Dans l'aube de leur existence, les confréries d'escrimeurs, d'archers, d'arbalétriers ou d'Arquebusiers tiraient leur « Roy » sur un oiseau (le Papegay). Il s'agissait d'un oiseau sculpté en bois, peint de manière voyante et, à l'origine, installé sur un clocher ou sur l'aile d'un moulin à vent. Aujourd'hui, il est généralement fixé sur une perche. L'oiseau, parfois appelé « geai », est fixé en haut d'une perche de 15 à 20 mètres de haut. Celui qui réussit à l'abattre complètement de sa flèche est nommé « Roy ».
Le tireur qui réussissait à abattre cet oiseau avait le droit de représenter la confrérie au cours de l'année suivante et, ainsi, de recevoir tous les honneurs. Pendant l'année de son règne, il était respecté et admiré par tous. De plus, il était exempté de toutes sortes d'obligations et de contributions au sein de son association.
Ce tir était considéré comme un jugement divin : Dieu dirigeait la main et l'arme du tireur, si bien que tous les tireurs, y compris les moins bons, avaient une chance de devenir « Roy ».
Au Moyen-âge les communes picardes mettent en place des compagnies d'archer pour assurer leur défense. Avec la concurrence de l'arbalète puis de l'arquebuse et du fusil, les archers ne se rassemblent plus qu'en compagnies de jeu et se mesurent alors dans des compétitions de « Tir à l'oiseau » ou au « Beursault ».

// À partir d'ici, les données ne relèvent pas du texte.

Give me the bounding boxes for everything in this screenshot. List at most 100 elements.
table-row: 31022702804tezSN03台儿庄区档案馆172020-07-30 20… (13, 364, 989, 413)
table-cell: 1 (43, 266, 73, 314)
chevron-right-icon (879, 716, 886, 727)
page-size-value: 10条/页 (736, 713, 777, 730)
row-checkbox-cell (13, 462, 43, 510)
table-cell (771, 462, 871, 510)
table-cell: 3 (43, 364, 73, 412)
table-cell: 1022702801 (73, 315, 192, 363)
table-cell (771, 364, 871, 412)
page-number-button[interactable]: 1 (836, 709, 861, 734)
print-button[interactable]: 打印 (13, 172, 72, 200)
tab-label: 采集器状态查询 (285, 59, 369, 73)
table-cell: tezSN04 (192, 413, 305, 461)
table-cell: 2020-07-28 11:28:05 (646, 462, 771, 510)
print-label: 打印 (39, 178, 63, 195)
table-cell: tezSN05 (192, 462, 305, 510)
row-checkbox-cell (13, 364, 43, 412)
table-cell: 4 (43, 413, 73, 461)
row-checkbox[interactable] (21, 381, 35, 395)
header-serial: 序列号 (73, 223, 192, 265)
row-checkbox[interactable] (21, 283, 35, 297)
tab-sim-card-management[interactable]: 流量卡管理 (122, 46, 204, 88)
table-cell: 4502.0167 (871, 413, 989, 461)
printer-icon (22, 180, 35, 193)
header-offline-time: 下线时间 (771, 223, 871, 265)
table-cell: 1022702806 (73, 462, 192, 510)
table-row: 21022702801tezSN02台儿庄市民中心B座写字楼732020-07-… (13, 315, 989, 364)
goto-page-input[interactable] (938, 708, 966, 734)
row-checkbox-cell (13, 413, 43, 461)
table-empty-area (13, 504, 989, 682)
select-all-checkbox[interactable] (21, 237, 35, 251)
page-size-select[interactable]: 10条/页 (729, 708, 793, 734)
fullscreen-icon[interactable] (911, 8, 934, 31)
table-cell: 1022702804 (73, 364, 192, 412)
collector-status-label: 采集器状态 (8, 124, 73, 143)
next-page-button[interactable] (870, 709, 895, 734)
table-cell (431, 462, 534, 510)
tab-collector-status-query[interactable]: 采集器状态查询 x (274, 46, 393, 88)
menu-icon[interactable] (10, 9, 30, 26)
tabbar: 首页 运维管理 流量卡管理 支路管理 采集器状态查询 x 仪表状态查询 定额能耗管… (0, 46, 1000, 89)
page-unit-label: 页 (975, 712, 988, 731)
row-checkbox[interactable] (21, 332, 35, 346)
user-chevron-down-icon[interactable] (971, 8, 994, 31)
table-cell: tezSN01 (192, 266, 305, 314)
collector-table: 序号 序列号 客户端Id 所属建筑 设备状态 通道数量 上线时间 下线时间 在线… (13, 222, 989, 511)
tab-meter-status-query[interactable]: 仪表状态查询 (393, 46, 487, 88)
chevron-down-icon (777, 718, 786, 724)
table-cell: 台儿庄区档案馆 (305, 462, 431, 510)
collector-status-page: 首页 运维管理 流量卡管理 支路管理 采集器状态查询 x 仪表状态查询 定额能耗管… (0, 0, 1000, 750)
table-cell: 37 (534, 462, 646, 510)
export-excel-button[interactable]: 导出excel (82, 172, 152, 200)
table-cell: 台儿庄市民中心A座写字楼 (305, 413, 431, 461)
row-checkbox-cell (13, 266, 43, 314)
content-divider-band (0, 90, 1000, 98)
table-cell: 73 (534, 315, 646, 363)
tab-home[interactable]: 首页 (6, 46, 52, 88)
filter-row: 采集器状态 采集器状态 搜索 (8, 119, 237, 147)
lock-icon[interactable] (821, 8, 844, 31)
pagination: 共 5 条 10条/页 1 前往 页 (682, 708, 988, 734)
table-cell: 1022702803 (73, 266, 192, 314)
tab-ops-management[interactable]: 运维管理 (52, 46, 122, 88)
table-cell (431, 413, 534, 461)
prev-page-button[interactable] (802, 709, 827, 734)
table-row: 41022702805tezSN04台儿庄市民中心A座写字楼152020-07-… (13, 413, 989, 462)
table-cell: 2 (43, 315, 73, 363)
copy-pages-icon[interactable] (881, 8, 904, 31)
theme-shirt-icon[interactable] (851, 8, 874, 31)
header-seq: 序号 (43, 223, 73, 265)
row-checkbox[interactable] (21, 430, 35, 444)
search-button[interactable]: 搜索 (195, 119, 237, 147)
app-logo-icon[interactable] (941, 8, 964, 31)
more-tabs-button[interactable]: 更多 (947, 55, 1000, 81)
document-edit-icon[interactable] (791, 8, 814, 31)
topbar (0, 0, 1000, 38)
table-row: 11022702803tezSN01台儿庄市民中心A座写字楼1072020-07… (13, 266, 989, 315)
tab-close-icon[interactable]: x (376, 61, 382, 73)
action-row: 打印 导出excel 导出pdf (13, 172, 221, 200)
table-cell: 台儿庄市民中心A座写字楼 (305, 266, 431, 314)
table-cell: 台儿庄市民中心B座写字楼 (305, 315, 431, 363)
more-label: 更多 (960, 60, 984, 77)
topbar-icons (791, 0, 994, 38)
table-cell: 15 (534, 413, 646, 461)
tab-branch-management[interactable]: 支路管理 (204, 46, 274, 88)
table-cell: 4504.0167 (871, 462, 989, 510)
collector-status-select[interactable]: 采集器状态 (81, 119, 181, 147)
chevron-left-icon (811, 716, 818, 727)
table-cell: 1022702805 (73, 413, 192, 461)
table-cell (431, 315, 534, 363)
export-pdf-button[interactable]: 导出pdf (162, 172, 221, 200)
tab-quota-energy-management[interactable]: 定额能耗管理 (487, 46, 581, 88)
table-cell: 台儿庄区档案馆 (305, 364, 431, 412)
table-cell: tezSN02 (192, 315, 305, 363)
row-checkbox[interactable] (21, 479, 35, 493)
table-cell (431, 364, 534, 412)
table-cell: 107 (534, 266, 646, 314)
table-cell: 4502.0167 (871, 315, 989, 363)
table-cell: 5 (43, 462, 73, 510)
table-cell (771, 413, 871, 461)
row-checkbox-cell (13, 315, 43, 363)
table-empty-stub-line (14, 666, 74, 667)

Au 12ème siècle ce jeu était favorisé par le Duc de Bretagne, le Roi de France et autres suzerains car en développant l'émulation entre archers (puis arquebusiers ... ) il permettait de maintenir partout la présence d'hommes habiles pouvant être utiles en cas de guerre.
Chaque année, le Roy du Papegay bénéficiait de l'honneur et de la renommée mais aussi de privilèges fiscaux et notamment de la possibilité de vendre l'équivalent de plusieurs milliers de litres de vin hors taxes !
Du 16ème au 18ème siècle cette pratique festive était très prisée de la noblesse qui se mesurait lors de rencontres dotées de prix en orfèvrerie parfois de grande valeur lorsque les princes et souverains eux mêmes se défiaient.